Hardcore fans know I’m something of a technophile.
The first iPhone? Apple wouldn’t even consider the project until I was given a one-off prototype and my every nuance tracked and recorded by a team of developers. (the “Touch Screen”? Yes, I can now finally reveal that was my brainchild.)
I famously removed myself from the BlackBerry project when Research in Motion refused to name the device the “BeverlyHillsBerry.” I’m sure they are kicking themselves now.
Which brings us to the great news I share in this post. As Beverly Hills was an early adopter of “electronic mail,” (see below)
I have sent some of the most interesting and insightful e-mails known to man. And today, that hard work has finally paid off – a call from my agent to say that the manuscript I have been so diligently compiling and editing has sold! Rejoice!
In a matter of weeks, THE COLLECTED E-MAILS OF BEVERLY HILLS BERT will hit online and brick-and-mortar outlets.
Details are still being hashed out, but we do know it will be a large-format coffee-table style book with glossy pages and full index. I’ve done all the homework for you, all you have to do is sit back and enjoy.
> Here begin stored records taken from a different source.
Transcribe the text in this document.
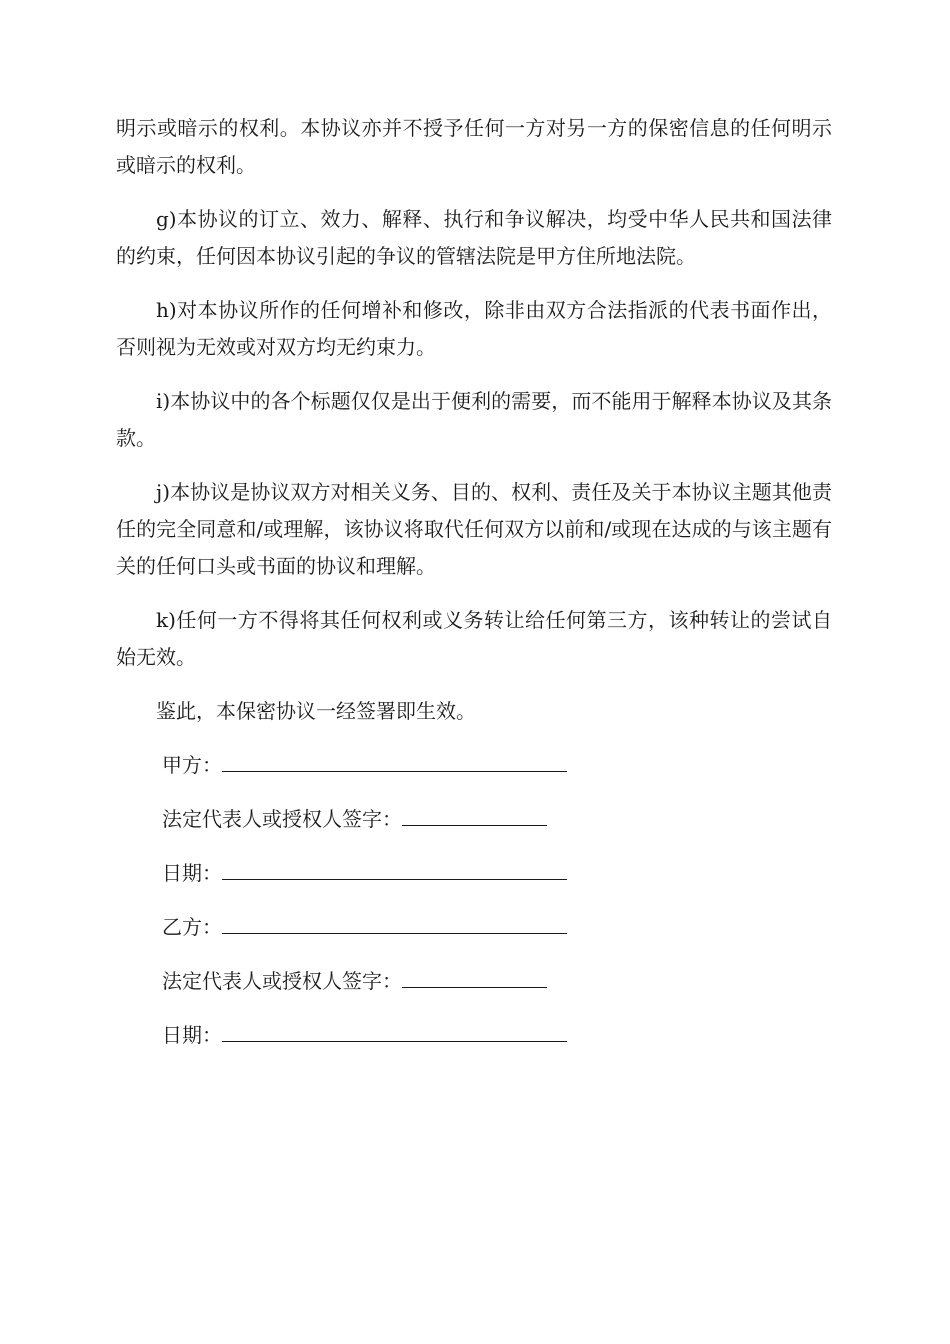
明示或暗示的权利。本协议亦并不授予任何一方对另一方的保密信息的任何明示或暗示的权利。

g)本协议的订立、效力、解释、执行和争议解决，均受中华人民共和国法律的约束，任何因本协议引起的争议的管辖法院是甲方住所地法院。

h)对本协议所作的任何增补和修改，除非由双方合法指派的代表书面作出，否则视为无效或对双方均无约束力。

i)本协议中的各个标题仅仅是出于便利的需要，而不能用于解释本协议及其条款。

j)本协议是协议双方对相关义务、目的、权利、责任及关于本协议主题其他责任的完全同意和/或理解，该协议将取代任何双方以前和/或现在达成的与该主题有关的任何口头或书面的协议和理解。

k)任何一方不得将其任何权利或义务转让给任何第三方，该种转让的尝试自始无效。

鉴此，本保密协议一经签署即生效。

甲方：
法定代表人或授权人签字：
日期：
乙方：
法定代表人或授权人签字：
日期：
You’ll get all the classic BHB e-mails:
- the congratulatory e-mail to Barack Obama, including the full chain and our Commander-in-Chief’s heartfelt and surprisingly verbose reflections
- the scientific-lingo-annotated Al Gore back-and-forth, wherein I explained the dire global weather situation and which eventually led to his movie An Inconvenient Truth (I steadfastly refused any credit – that the truth is known is payment beyond riches)
and some of the lesser-known gems:
- my stern yet fair e-mail to my longtime drycleaner explaining why I found it necessary to switch drycleaners
- the finely wrought mass-emails (often taking an entire day to compose) to my various places of employment inviting them to one of my ultra-hip soirees (including original semi-random clip art)
and even I am not above a little self-deprecation… bonus chapter of E-MAIL BLOOPERS:
- the mis-addressed e-mail to my grandmother admitting my thoughts of infidelity
- the awkward e-mail from my grandmother outlining the entire romantic history of her and grandpa (talk about Too Much Information! Oy…)
Early orders receive an autographed lithograph!